A separação entre mãe e filhos no cárcere deixa marcas profundas nos envolvidos. “Esse foi um dos maiores sofrimentos que passei desde que ganhei minha liberdade: quando cheguei em casa o Diogo e o Breno não se lembravam mais de mim e não queriam ir no meu colo”, conta com a voz embargada Luiza, que ficou grávida durante uma das saídas permitidas pela Justiça para manter laços com a família. “Eu os pegava do colo da minha mãe e eles choravam. Eu chorava junto”, relembra. Passaram-se semanas até que a relação se normalizasse. Além do distanciamento provocado pela separação entre mãe e filhos, os bebês levaram para casa outro trauma decorrente do período vivido atrás das grades. “Na prisão não tem barulho. O único barulho é cadeado fechando. Então quando eles saíram para morar com minha mãe se assustavam com tudo, barulho de carro, cachorro… O mundão do lado de fora era todo novo.

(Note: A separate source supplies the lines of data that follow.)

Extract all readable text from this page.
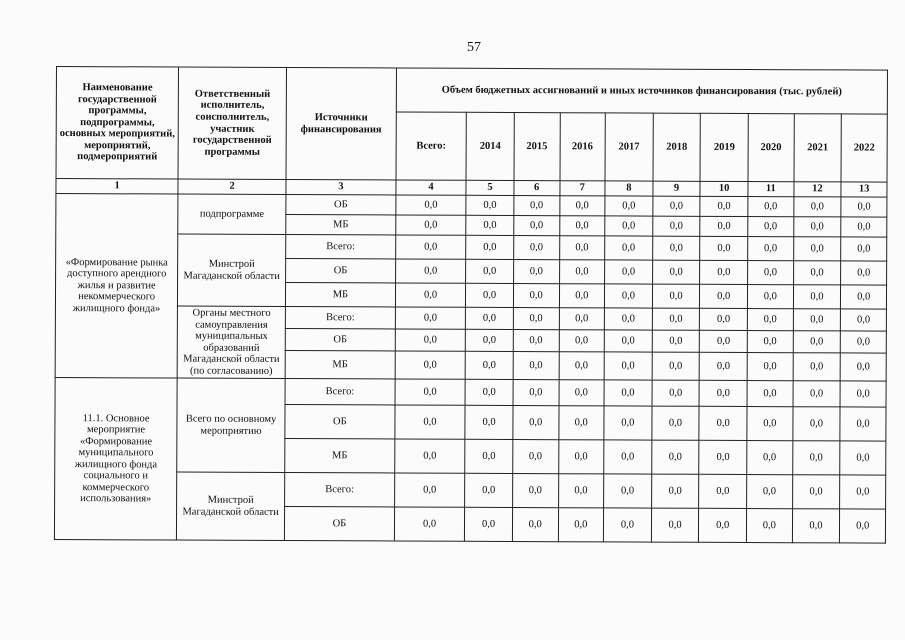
57
Наименование государственной программы, подпрограммы, основных мероприятий, мероприятий, подмероприятий	Ответственный исполнитель, соисполнитель, участник государственной программы	Источники финансирования	Объем бюджетных ассигнований и иных источников финансирования (тыс. рублей)									
			Всего:	2014	2015	2016	2017	2018	2019	2020	2021	2022
1	2	3	4	5	6	7	8	9	10	11	12	13
«Формирование рынка доступного арендного жилья и развитие некоммерческого жилищного фонда»	подпрограмме	ОБ	0,0	0,0	0,0	0,0	0,0	0,0	0,0	0,0	0,0	0,0
		МБ	0,0	0,0	0,0	0,0	0,0	0,0	0,0	0,0	0,0	0,0
	Минстрой Магаданской области	Всего:	0,0	0,0	0,0	0,0	0,0	0,0	0,0	0,0	0,0	0,0
		ОБ	0,0	0,0	0,0	0,0	0,0	0,0	0,0	0,0	0,0	0,0
		МБ	0,0	0,0	0,0	0,0	0,0	0,0	0,0	0,0	0,0	0,0
	Органы местного самоуправления муниципальных образований Магаданской области (по согласованию)	Всего:	0,0	0,0	0,0	0,0	0,0	0,0	0,0	0,0	0,0	0,0
		ОБ	0,0	0,0	0,0	0,0	0,0	0,0	0,0	0,0	0,0	0,0
		МБ	0,0	0,0	0,0	0,0	0,0	0,0	0,0	0,0	0,0	0,0
11.1. Основное мероприятие «Формирование муниципального жилищного фонда социального и коммерческого использования»	Всего по основному мероприятию	Всего:	0,0	0,0	0,0	0,0	0,0	0,0	0,0	0,0	0,0	0,0
		ОБ	0,0	0,0	0,0	0,0	0,0	0,0	0,0	0,0	0,0	0,0
		МБ	0,0	0,0	0,0	0,0	0,0	0,0	0,0	0,0	0,0	0,0
	Минстрой Магаданской области	Всего:	0,0	0,0	0,0	0,0	0,0	0,0	0,0	0,0	0,0	0,0
		ОБ	0,0	0,0	0,0	0,0	0,0	0,0	0,0	0,0	0,0	0,0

Até hoje o Diogo chora quando ouve barulho alto”, diz.
Para Eloisa Machado, uma das advogadas do Coletivo de Advocacia em Direitos Humanos, entidade responsável pelo pedido de habeas corpus coletivo acatado pelo STF, a resistência dos juízes já era esperada. “Ricardo Lewandowski [relator do habeas corpus na Corte] e a 2ª Turma acreditaram que seria possível ter esses juízes como aliados. Mas o que ocorre é o contrário: eles são mais parte do problema do que da solução”, afirma. Machado também explica que, apesar da lentidão para libertar as mulheres, existe um outro benefício da decisão que precisa ser levado em conta. “Segundo o STF esses parâmetros [de conceder domiciliar ou aberto para gestantes e mães] devem ser adotados na audiência de custódia [que ocorre logo após a prisão]”, diz. Como consequência, um número ainda desconhecido de mulheres que não cometeram crimes violentos deixou de entrar no sistema penitenciário, desafogando os presídios e preservando os laços familiares.
Com o objetivo de driblar a resistência dos juízes, o Coletivo de Advocacia em Direitos Humanos defende que as secretarias de administração penitenciária de todos os Estados libertem as presas que se enquadram no habeas corpus sem necessidade de análise por parte de outros magistrados. “Nada mais ordinário do que a ordem de habeas corpus, já proferida pela egrégia turma do Supremo Tribunal Federal, tenha aplicabilidade imediata pelos órgãos da administração penitenciária”, escreveram em uma nova petição protocolada em setembro. Lewandowski ainda não se posicionou sobre o assunto.
Durante a entrevista de Luiza ao EL PAÍS, Breno pega no sono colo da mãe. Ela pede licença e vai colocá-lo no berço. Com o bebê já deitado, enquanto é fotografada, ela lamenta: “Uma coisa que me causava muita revolta é que não tenho foto nenhuma deles recém-nascidos, porque não era permitido. Que recordação vou ter deles quando o tempo passar? Que pai e mãe não têm foto dos recém nascidos?”.
Os nomes da reportagem foram alterados para preservar a identidade dos envolvidos.